Но в начале их карьеры на Фонтанке мы с Валей и Вадимом после спектакля, бывало, собирались у Лиды Курринен, заведующей реквизиторским цехом, красивой, статной и всегда сердечно расположенной к артистам женщины, а реквизиторский цех находился буквально рядом со сценой, если смотреть со стороны зрительного зала, то - справа; у Лиды появлялись разные закусочные разносолы, да и Гриша Гай, у которого в то время был почти открытый роман с Лидой, приносил что-нибудь острое в портфеле; а Валя с Вадимом и я вносили свою лепту водочкой или армянским коньяком, который стоил всего четыре рубля двенадцать копеек и не вызывал никаких сомнений в своей подлинности, а уж рюмок и тарелочек где искать, как не в реквизиторском; сюда же, на огонек, могли заглянуть и Дина Шварц, и заведующий труппой Валерьян Иванович Михайлов, и Ефим Копелян, который чаще других должен был уезжать на съемки, и ему после спектакля уже не имело смысла мотаться домой.

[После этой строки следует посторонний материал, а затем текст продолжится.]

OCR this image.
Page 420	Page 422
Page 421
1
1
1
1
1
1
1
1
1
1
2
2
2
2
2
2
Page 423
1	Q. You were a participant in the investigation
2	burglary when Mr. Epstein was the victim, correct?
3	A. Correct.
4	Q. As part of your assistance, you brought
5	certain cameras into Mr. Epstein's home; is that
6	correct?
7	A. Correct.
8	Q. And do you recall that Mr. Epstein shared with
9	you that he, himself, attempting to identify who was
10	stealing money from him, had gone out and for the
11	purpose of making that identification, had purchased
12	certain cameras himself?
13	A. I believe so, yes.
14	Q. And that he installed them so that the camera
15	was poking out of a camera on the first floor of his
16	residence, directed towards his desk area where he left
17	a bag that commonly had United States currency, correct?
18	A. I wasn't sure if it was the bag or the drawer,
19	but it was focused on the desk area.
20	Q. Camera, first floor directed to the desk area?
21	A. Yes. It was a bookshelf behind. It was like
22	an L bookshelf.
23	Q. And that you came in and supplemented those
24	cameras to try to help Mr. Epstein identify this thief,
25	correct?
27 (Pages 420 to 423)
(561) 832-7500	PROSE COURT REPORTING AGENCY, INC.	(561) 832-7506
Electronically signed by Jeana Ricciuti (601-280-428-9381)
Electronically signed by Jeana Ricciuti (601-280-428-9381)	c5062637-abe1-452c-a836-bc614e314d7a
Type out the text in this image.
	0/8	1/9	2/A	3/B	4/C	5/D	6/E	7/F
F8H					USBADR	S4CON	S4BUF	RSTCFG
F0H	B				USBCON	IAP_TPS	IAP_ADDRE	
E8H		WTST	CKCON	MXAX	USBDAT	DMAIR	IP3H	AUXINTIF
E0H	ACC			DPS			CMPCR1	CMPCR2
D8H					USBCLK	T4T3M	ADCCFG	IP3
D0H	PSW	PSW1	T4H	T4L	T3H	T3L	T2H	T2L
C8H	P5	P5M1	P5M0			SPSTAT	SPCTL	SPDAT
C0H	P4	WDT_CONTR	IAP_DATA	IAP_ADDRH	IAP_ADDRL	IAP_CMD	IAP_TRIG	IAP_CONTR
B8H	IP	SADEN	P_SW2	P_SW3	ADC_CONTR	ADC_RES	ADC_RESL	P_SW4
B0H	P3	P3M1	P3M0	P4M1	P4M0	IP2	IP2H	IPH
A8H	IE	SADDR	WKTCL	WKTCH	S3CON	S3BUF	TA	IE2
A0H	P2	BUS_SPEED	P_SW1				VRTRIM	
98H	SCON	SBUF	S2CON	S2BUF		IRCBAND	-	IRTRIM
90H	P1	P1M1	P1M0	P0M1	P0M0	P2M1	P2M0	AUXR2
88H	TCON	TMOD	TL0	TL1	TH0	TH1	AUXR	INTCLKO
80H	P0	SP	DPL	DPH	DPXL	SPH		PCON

Правда, к нашим услугам был еще и оставленный зрителями верхний буфет, но там продолжала действовать буфетная наценка, а здесь, у Лиды, все было почти по-домашнему; но ни водочка, ни коньяк, ни острые закуски, кажется, немного могли добавить к общему острословью, взаимному расположению и беспричинной радости жизни...

К сведению тех, кто кроме зрительского, никакого отношения к театру не имеет. Жизнь артиста чаще всего определяется временем "до спектакля" - это когда многого нельзя, и "после спектакля" - это когда все становится возможным. Именно спектакль и определяет не только внешнюю, но и внутреннюю свободу участника.

Все праведные дела совершаются в предвидении будущего спектакля, и все греховные, а подчас и роковые ошибки падают на время после него.

Потому что спектакль и есть художественный акт, ради которого была выбрана актерская профессия, а всякий художественный акт дает его участнику ощущение особой приподнятости над бытом и даже избранности. А чувство избранности, в свою очередь, начинает диктовать постоянную либо временную вседозволенность. Следы этого всеобщего моцартианства можно отыскать на театре даже в исполнителе роли Сальери.

Почувствовав на сцене хоть однажды Божью диктовку, любой артист соблазняется тайной мыслью, в которой он, может быть, никогда и не признается: он - существо особенное, не чета толпе, и только его коллеги - хотя и не ему чета - могут оценить его по-настоящему и достойно поприветствовать с бокалом в руке. А закуска и выпивка после спектакля - это что-то совершенно необходимое и даже оздоровительное, разряжающее горнюю атмосферу искусства и дающее возможность плавно перейти к неизбежному бытовому промежутку перед следующим священнодействием.

Поэтому и по тысяче других причин нам хорошо сиделось в реквизиторском цехе у Лиды Курринен.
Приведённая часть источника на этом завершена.